Pour des raisons d'efficacité et d'efficience des coûts, la coopération internationale de la Suisse fixe des critères précis pour sélectionner ses pays prioritaires. En particulier, le pays partenaire doit se montrer disponible à coopérer et à dialoguer avec la communauté internationale et démontrer qu'il oeuvre pour des changements. Ces efforts doivent de plus reposer sur l'existence d'un capital d'expériences et de partenaires dans le pays concerné. En ce qui concerne l'Érythrée, ces conditions continuent de ne pas être remplies. En l'absence d'une claire amélioration, côté érythréen, des conditions de base susceptibles de favoriser une collaboration constructive, tout nouvel engagement dans le pays restera vain.
En vertu du message concernant la coopération internationale 2013-2016 et conformément à la décision de la Suisse de renforcer son engagement dans les États fragiles, la Corne de l'Afrique fait partie, depuis 2013, des nouvelles régions prioritaires. Le DFAE, le DFJP et le DDPS ont élaboré des objectifs communs dans le but d'exploiter des synergies. Dans le cadre de la Stratégie Corne de l'Afrique, la Suisse adopte une approche pangouvernementale, qui combine les instruments d'aide humanitaire et de coopération au développement avec des mesures politiques et diplomatiques ainsi que des instruments relatifs à la migration et à la sécurité. Elle travaille avec un grand nombre de partenaires et définit avec eux différentes modalités de participation. Conformément aux quatre domaines prioritaires définis dans la stratégie (bonne gouvernance et promotion de la paix, migration, sécurité alimentaire, santé), l'Érythrée est intégrée dans les analyses régionales portant sur la situation politique, les conditions humanitaires et le développement.

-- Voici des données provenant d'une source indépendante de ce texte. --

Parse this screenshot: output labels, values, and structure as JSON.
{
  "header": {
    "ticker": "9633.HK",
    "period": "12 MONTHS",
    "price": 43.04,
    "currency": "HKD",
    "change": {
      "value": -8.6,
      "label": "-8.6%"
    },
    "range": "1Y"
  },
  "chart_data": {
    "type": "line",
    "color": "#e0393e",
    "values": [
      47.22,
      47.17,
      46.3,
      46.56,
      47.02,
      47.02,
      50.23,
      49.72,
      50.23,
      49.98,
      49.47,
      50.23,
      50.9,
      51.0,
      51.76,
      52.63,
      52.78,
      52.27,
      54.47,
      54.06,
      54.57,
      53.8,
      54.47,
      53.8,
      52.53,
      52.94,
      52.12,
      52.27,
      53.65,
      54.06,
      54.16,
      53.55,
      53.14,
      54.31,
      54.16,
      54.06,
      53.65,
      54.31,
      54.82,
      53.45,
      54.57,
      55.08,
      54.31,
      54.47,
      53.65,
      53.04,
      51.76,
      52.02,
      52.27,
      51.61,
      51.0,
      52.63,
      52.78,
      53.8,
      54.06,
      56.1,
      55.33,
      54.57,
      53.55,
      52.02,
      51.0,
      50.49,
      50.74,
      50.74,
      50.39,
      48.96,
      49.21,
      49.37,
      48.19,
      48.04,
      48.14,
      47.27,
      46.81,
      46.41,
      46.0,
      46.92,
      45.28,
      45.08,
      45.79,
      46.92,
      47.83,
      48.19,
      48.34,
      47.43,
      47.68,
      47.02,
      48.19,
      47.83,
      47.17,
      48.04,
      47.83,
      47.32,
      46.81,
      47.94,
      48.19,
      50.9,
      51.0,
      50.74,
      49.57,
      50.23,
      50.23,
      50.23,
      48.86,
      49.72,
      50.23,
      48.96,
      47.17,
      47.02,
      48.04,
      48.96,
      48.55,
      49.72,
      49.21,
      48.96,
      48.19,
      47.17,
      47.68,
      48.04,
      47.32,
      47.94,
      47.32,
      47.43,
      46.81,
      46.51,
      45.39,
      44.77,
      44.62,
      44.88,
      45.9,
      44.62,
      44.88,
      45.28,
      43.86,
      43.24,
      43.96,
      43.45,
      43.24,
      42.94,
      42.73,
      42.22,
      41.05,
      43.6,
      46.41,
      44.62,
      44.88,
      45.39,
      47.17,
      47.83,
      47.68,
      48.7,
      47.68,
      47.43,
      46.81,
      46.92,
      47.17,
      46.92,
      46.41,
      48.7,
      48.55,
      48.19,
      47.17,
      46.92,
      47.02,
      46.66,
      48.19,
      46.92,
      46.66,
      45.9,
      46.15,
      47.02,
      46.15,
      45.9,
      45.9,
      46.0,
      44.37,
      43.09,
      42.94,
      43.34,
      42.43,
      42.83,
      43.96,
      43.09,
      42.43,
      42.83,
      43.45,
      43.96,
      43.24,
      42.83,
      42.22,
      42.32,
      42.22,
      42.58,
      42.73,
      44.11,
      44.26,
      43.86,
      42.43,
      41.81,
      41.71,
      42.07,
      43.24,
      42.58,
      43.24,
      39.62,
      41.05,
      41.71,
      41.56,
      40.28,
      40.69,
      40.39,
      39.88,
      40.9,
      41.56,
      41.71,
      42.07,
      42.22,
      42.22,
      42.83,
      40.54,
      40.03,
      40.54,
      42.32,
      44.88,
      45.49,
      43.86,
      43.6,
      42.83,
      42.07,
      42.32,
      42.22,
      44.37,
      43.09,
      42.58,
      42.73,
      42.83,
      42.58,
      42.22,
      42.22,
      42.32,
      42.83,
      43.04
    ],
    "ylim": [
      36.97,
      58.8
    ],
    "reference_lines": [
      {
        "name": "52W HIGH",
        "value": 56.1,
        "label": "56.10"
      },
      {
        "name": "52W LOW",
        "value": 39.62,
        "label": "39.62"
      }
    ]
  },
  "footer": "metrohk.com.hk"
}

La Suisse a la ferme intention de continuer à s'associer aux efforts déployés par la communauté internationale pour rechercher le dialogue avec l'Érythrée et renforcer l'intégration de ce pays au sein de la communauté internationale. Mais jusqu'à présent, le gouvernement érythréen n'a témoigné d'aucune volonté politique à cette fin. La Suisse va encore intensifier ses efforts. Le Conseil fédéral a chargé le 18 septembre 2015 le DFAE et le DFJP d'oeuvrer en ce sens, en collaboration avec les autres États intéressés. Le Conseil fédéral est en outre prêt à établir un rapport au sujet de l'Érythrée. Il devrait contenir une analyse de la situation et esquisser des approches politiques que la Suisse pourrait suivre à moyen et long terme. Ce rapport devrait aussi démontrer les expériences faites par la coopération internationale de la Suisse avec l'Érythrée (cf. avis du Conseil fédéral concernant le postulat Pfister Gerhard 15.3954, "Fournir enfin des informations claires au sujet de l'Érythrée"). Toutes les opportunités de discussions (Assemblée générale et conférences de l'ONU, visites sur place, missions de l'ambassadeur et contacts) seront saisies afin d'établir des pourparlers à tous les niveaux. Par ailleurs, la Suisse continuera à adresser des messages clairs aux niveaux bilatéral et multilatéral en matière de respect des droits de l'homme et de collaboration avec les instances de l'ONU et avec le CICR.
Le Conseil fédéral propose de rejeter la motion.